The advent of powerful 3D graphics cards in the consumer market forever changed the way graphics were done. Very popular algorithms from the past were soon degraded, as the focus shifted from precomputed to real-time graphics. The 1990s were definitely exciting times for graphics programmers. The evolution has been huge, putting Moore's Law into question many times. Speed has increased astronomically, and today GPUs are probably more complex than the CPU.
But this quest for raw speed had its phases, too. It all began with simple rasterizers that did little beyond drawing triangles onscreen. Multitexturing was then introduced, mainly as a way to compute items like light maps and bump maps. The arrival of multitexturing marked a shift in the mind of most developers. Texture maps were no longer "pictures of a material we wanted to tile on the mesh": They were arrays of data with which we could do mathematical operations. Good examples are the normal maps used to encode bump mapping. With this change in attitude, APIs needed more powerful ways of specifying texture arithmetic, in other words, how different texture stages related to each other. Mechanisms like the register combiners were designed for this purpose. If you think about it, these were the first steps in the realm of programmable pipelines.

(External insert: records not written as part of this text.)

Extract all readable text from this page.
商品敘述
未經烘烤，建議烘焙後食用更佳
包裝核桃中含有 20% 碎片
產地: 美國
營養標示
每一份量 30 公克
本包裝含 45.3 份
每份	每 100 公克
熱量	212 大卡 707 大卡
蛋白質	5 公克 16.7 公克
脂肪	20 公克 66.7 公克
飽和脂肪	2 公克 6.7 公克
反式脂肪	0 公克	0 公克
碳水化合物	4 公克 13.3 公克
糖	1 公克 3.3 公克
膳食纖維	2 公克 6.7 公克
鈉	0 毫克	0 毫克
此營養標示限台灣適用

As hardware iterations have passed, graphics chip vendors have realized the potential of programmable pipelines and have incorporated more and more functionality into their systems. The concept of vertex versus pixel programs was established early on, and from there it was all a matter of adding programmability to the system. The first shading languages appeared, basically as a way to provide more flexibility to the register combiners mechanism. The syntax was a very crude assembly language. The current crop of languages, such as C for Graphics (Cg) or high-level shading language (HLSL) are nothing but interfaces to these assembly processors that allow programmers to work in a high-level, intuitive scenario.
There is a clear division in the way we can access the pipeline. We can still send data and let the API take care of everything by using the fixed-function pipeline. This way computations like transform, lighting, projection, shading, and texturing are automatically processed. On the opposite end of the spectrum, we have the programmable pipeline, which is the realm of vertex and pixel shaders. Notice that I've described these two as alternatives that are mutually exclusive. Both have unpredictable side effects. Under the programmable pipeline, we have to take care of everything, not only our particular effect. It is a black-or-white situation. In the fixed function, everything is done by the API. In the programmable pipeline, the API does nothing by itself (other than running shaders), and we must implement routines like projections inside our shader code. Luckily, some utility routines exist to help us out in this respect.
Unfortunately, there is no universal standard for real-time shading languages as of today (although I expect this issue to be resolved sometime soon). Different vendors are pushing forward different languages, which, in the end, have minimal differences. This hurts the developer community and, as a result, the users, because the lack of an open standard prevents shaders from reaching widespread acceptance. Developers do not want to code different versions of their software, and different users have cards that might not be compatible with shaders. Let's take a look at what's currently available.
Cg is a high-level shading language introduced by NVIDIA for its GeForce family of accelerators. Cg has a syntax that is very close to C and allows the creation of procedural effects that are run directly on the hardware. The Cg compiler detects the accelerator type and produces hardware-specific microcode for your graphics card.
Cg shaders can work on vertices to perform custom geometry processing, create procedural texturing effects, or screen postprocesses. They can even be used in animation and skinning algorithms to reduce the CPU burden. The downside, at the present time, is that Cg is only supported by NVIDIA cards. Although the compiler is open-sourced, other manufacturers have not yet embraced it, so shaders written in Cg will, at least for now, be limited to GeForce-class cards.
Cg can be used in DirectX and OpenGL, so at least this language is a cross-API standardization effort.
HLSL is Microsoft's take on shading languages in the context of DirectX. Thus, it is an API-specific language. Incidentally, HLSL and Cg syntax is identical. Microsoft and NVIDIA reached a common ground that they both respect, at least as of today. So, a shader in HLSL can be compiled with a Cg compiler, and vice versa.
HLSL is supported by ATI cards under DirectX as well.
GL2 Shading Language
For some time, a committee has been working on a proposal for OpenGL 2.0, which would be the first major revision to OpenGL. This revision would try to upgrade the API to current and next generations of accelerators. OpenGL has remained unchanged on a global level for more than 10 years now. One component of this new specification is the addition of a shading language, which would make programmable pipelines part of the GL2 standard. The shading language borrows most of its syntax from Renderman, which is a very good move toward an industry-wide standard. The GL2 shading language is supported by all vendors involved in the GL2 effort. As such, companies like ATI and 3D Labs have already announced their support for it.